Atualmente, os gastos com pessoal, encargos sociais e serviços da dívida pública consomem cerca de 61,7% de toda a despesa do Estado do Rio de Janeiro, somando a cifra de R$ 75 bilhões. Diante dessa elevada rigidez orçamentária, o Executivo informou ter seguido os limites estabelecidos pela Lei de Responsabilidade Fiscal (LRF) para os gastos com o funcionalismo.

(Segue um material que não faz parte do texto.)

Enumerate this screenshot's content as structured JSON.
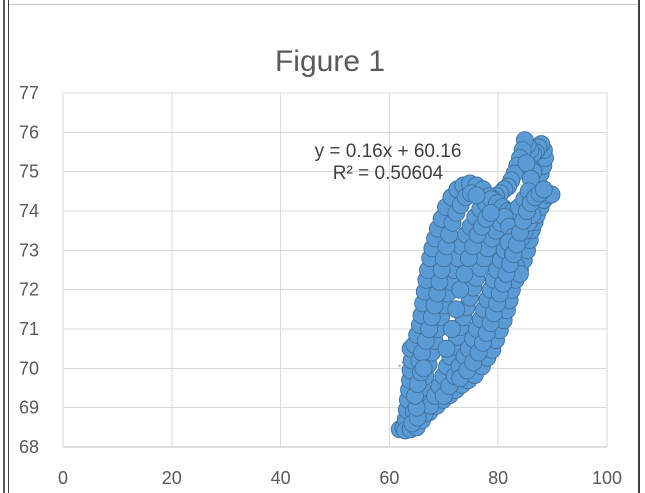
{
  "chart_data": {
    "type": "scatter",
    "title": "Figure 1",
    "xlabel": "",
    "ylabel": "",
    "xlim": [
      0,
      100
    ],
    "ylim": [
      68,
      77
    ],
    "xticks": [
      0,
      20,
      40,
      60,
      80,
      100
    ],
    "yticks": [
      68,
      69,
      70,
      71,
      72,
      73,
      74,
      75,
      76,
      77
    ],
    "grid": true,
    "legend": "none",
    "trendline": {
      "equation": "y = 0.16x + 60.16",
      "r2_label": "R² = 0.50604",
      "slope": 0.16,
      "intercept": 60.16,
      "style": "dotted",
      "color": "#5b9bd5"
    },
    "series": [
      {
        "color": "#5b9bd5",
        "border_color": "#41719c",
        "marker": "circle",
        "points": [
          [
            61.9,
            68.45
          ],
          [
            62.6,
            68.5
          ],
          [
            63.0,
            68.7
          ],
          [
            63.2,
            68.95
          ],
          [
            63.4,
            69.2
          ],
          [
            63.6,
            69.45
          ],
          [
            63.8,
            69.7
          ],
          [
            63.9,
            69.95
          ],
          [
            64.1,
            70.2
          ],
          [
            63.9,
            70.5
          ],
          [
            64.6,
            70.6
          ],
          [
            65.1,
            70.85
          ],
          [
            65.6,
            71.1
          ],
          [
            65.9,
            71.35
          ],
          [
            66.2,
            71.65
          ],
          [
            66.5,
            71.95
          ],
          [
            66.8,
            72.25
          ],
          [
            67.1,
            72.5
          ],
          [
            67.5,
            72.8
          ],
          [
            67.9,
            73.05
          ],
          [
            68.4,
            73.3
          ],
          [
            68.9,
            73.55
          ],
          [
            69.6,
            73.8
          ],
          [
            70.4,
            74.1
          ],
          [
            71.4,
            74.35
          ],
          [
            72.5,
            74.55
          ],
          [
            73.6,
            74.65
          ],
          [
            74.8,
            74.7
          ],
          [
            76.0,
            74.65
          ],
          [
            77.2,
            74.55
          ],
          [
            62.9,
            68.42
          ],
          [
            63.9,
            68.45
          ],
          [
            65.0,
            68.5
          ],
          [
            66.0,
            68.68
          ],
          [
            67.3,
            68.88
          ],
          [
            68.7,
            69.05
          ],
          [
            69.9,
            69.2
          ],
          [
            71.1,
            69.32
          ],
          [
            72.2,
            69.45
          ],
          [
            73.3,
            69.58
          ],
          [
            74.5,
            69.7
          ],
          [
            75.7,
            69.83
          ],
          [
            77.0,
            70.05
          ],
          [
            78.0,
            70.27
          ],
          [
            78.9,
            70.47
          ],
          [
            79.6,
            70.72
          ],
          [
            80.3,
            70.97
          ],
          [
            81.0,
            71.22
          ],
          [
            81.6,
            71.48
          ],
          [
            82.1,
            71.73
          ],
          [
            82.5,
            71.99
          ],
          [
            83.2,
            72.25
          ],
          [
            84.0,
            72.5
          ],
          [
            84.7,
            72.75
          ],
          [
            85.3,
            73.0
          ],
          [
            85.8,
            73.26
          ],
          [
            86.2,
            73.52
          ],
          [
            86.7,
            73.72
          ],
          [
            87.1,
            73.9
          ],
          [
            87.8,
            74.1
          ],
          [
            88.4,
            74.28
          ],
          [
            89.3,
            74.4
          ],
          [
            89.8,
            74.42
          ],
          [
            86.5,
            74.55
          ],
          [
            87.2,
            74.75
          ],
          [
            87.8,
            74.95
          ],
          [
            88.3,
            75.15
          ],
          [
            88.6,
            75.35
          ],
          [
            88.4,
            75.55
          ],
          [
            87.9,
            75.7
          ],
          [
            87.4,
            75.62
          ],
          [
            86.9,
            75.5
          ],
          [
            86.4,
            75.45
          ],
          [
            85.9,
            75.55
          ],
          [
            85.4,
            75.68
          ],
          [
            84.9,
            75.8
          ],
          [
            84.5,
            75.55
          ],
          [
            84.0,
            75.35
          ],
          [
            83.5,
            75.15
          ],
          [
            83.0,
            74.95
          ],
          [
            82.4,
            74.78
          ],
          [
            81.8,
            74.62
          ],
          [
            81.1,
            74.55
          ],
          [
            80.4,
            74.45
          ],
          [
            79.6,
            74.38
          ],
          [
            78.9,
            74.32
          ],
          [
            78.2,
            74.38
          ],
          [
            85.8,
            75.12
          ],
          [
            86.5,
            75.0
          ],
          [
            85.2,
            75.22
          ],
          [
            86.0,
            74.82
          ],
          [
            64.5,
            68.9
          ],
          [
            65.3,
            69.2
          ],
          [
            66.0,
            69.5
          ],
          [
            66.6,
            69.8
          ],
          [
            67.2,
            70.1
          ],
          [
            67.8,
            70.4
          ],
          [
            68.3,
            70.7
          ],
          [
            68.9,
            71.0
          ],
          [
            69.5,
            71.3
          ],
          [
            70.1,
            71.6
          ],
          [
            70.7,
            71.9
          ],
          [
            71.3,
            72.2
          ],
          [
            71.9,
            72.5
          ],
          [
            72.6,
            72.8
          ],
          [
            73.3,
            73.1
          ],
          [
            74.1,
            73.4
          ],
          [
            74.9,
            73.6
          ],
          [
            75.8,
            73.85
          ],
          [
            76.7,
            74.05
          ],
          [
            77.7,
            74.2
          ],
          [
            78.7,
            74.3
          ],
          [
            79.8,
            74.2
          ],
          [
            80.8,
            74.1
          ],
          [
            81.8,
            74.0
          ],
          [
            82.8,
            74.0
          ],
          [
            83.8,
            74.1
          ],
          [
            84.8,
            74.3
          ],
          [
            85.6,
            74.5
          ],
          [
            66.5,
            68.85
          ],
          [
            67.5,
            69.05
          ],
          [
            68.4,
            69.3
          ],
          [
            69.2,
            69.55
          ],
          [
            69.9,
            69.8
          ],
          [
            70.6,
            70.05
          ],
          [
            71.2,
            70.3
          ],
          [
            71.8,
            70.55
          ],
          [
            72.4,
            70.8
          ],
          [
            73.0,
            71.05
          ],
          [
            73.6,
            71.3
          ],
          [
            74.2,
            71.55
          ],
          [
            74.8,
            71.8
          ],
          [
            75.4,
            72.05
          ],
          [
            76.0,
            72.3
          ],
          [
            76.7,
            72.55
          ],
          [
            77.4,
            72.8
          ],
          [
            78.1,
            73.05
          ],
          [
            78.8,
            73.3
          ],
          [
            79.6,
            73.5
          ],
          [
            80.4,
            73.7
          ],
          [
            81.2,
            73.85
          ],
          [
            82.0,
            73.6
          ],
          [
            82.8,
            73.35
          ],
          [
            83.5,
            73.2
          ],
          [
            84.2,
            73.3
          ],
          [
            84.9,
            73.5
          ],
          [
            85.6,
            73.7
          ],
          [
            86.3,
            73.9
          ],
          [
            70.0,
            69.3
          ],
          [
            71.0,
            69.55
          ],
          [
            72.0,
            69.8
          ],
          [
            72.9,
            70.05
          ],
          [
            73.8,
            70.3
          ],
          [
            74.6,
            70.5
          ],
          [
            75.4,
            70.75
          ],
          [
            76.1,
            71.0
          ],
          [
            76.8,
            71.25
          ],
          [
            77.4,
            71.5
          ],
          [
            78.0,
            71.75
          ],
          [
            78.6,
            72.0
          ],
          [
            79.2,
            72.25
          ],
          [
            79.8,
            72.5
          ],
          [
            80.5,
            72.75
          ],
          [
            81.2,
            73.0
          ],
          [
            81.9,
            73.2
          ],
          [
            82.7,
            72.9
          ],
          [
            83.3,
            72.6
          ],
          [
            84.0,
            72.4
          ],
          [
            65.5,
            70.2
          ],
          [
            66.0,
            70.4
          ],
          [
            66.7,
            70.7
          ],
          [
            67.3,
            71.0
          ],
          [
            67.8,
            71.3
          ],
          [
            68.3,
            71.6
          ],
          [
            68.8,
            71.9
          ],
          [
            69.2,
            72.2
          ],
          [
            69.6,
            72.5
          ],
          [
            70.0,
            72.8
          ],
          [
            70.5,
            73.1
          ],
          [
            71.0,
            73.4
          ],
          [
            71.6,
            73.7
          ],
          [
            72.3,
            73.95
          ],
          [
            73.1,
            74.15
          ],
          [
            74.0,
            74.35
          ],
          [
            75.0,
            74.45
          ],
          [
            76.0,
            74.4
          ],
          [
            64.2,
            68.6
          ],
          [
            65.2,
            68.75
          ],
          [
            65.0,
            69.0
          ],
          [
            64.7,
            69.3
          ],
          [
            65.2,
            69.6
          ],
          [
            65.8,
            69.9
          ],
          [
            66.3,
            70.0
          ],
          [
            70.5,
            70.5
          ],
          [
            71.5,
            71.0
          ],
          [
            72.3,
            71.5
          ],
          [
            73.0,
            72.0
          ],
          [
            73.8,
            72.4
          ],
          [
            74.6,
            72.8
          ],
          [
            75.4,
            73.1
          ],
          [
            76.2,
            73.4
          ],
          [
            77.0,
            73.6
          ],
          [
            77.8,
            73.8
          ],
          [
            78.6,
            73.95
          ],
          [
            73.0,
            69.75
          ],
          [
            74.3,
            69.95
          ],
          [
            75.4,
            70.15
          ],
          [
            76.4,
            70.4
          ],
          [
            77.2,
            70.65
          ],
          [
            77.9,
            70.9
          ],
          [
            78.6,
            71.15
          ],
          [
            79.2,
            71.4
          ],
          [
            79.8,
            71.65
          ],
          [
            80.3,
            71.9
          ],
          [
            80.9,
            72.15
          ],
          [
            81.5,
            72.4
          ],
          [
            82.2,
            72.65
          ],
          [
            82.8,
            72.9
          ],
          [
            83.4,
            73.15
          ],
          [
            84.0,
            73.45
          ],
          [
            84.6,
            73.75
          ],
          [
            85.3,
            74.0
          ],
          [
            86.0,
            74.2
          ],
          [
            86.8,
            74.35
          ],
          [
            87.6,
            74.45
          ],
          [
            88.4,
            74.55
          ]
        ]
      }
    ]
  }
}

Na área de fomento, a LDO fixa diretrizes para que empresas estatais e agências de desenvolvimento priorizem repasses para micro e pequenas empresas, inovação tecnológica, economia verde e setores estratégicos locais, como o turismo e a economia do mar.
Projeções de arrecadação do ICMS
Apesar do rombo previsto, a receita tributária do Imposto sobre Circulação de Mercadorias e Serviços (ICMS), principal pilar de arrecadação fluminense, deve manter trajetória de crescimento. Para 2027, a previsão é arrecadar R$ 61,15 bilhões. Para os anos de 2028 e 2029, as estimativas são de R$ 64,98 bilhões e R$ 68,75 bilhões, respectivamente.
O Governo do Estado destacou que a sustentação dessa base arrecadatória conta com medidas aprovadas recentemente pelo Parlamento, como a homologação da Lei Complementar 225/25, que criou o Programa Especial de Parcelamento de Créditos Tributários (Refis), e a Lei 11.071/2025, que alterou o Fundo Orçamentário Temporário (FOT).
Complementarmente, para mitigar os impactos do déficit estrutural, segue em vigor a Lei Estadual 10.253/23, que elevou a alíquota modal do ICMS de 18% para 20%, acrescida de 2% destinados ao Fundo Estadual de Combate à Pobreza (FECP).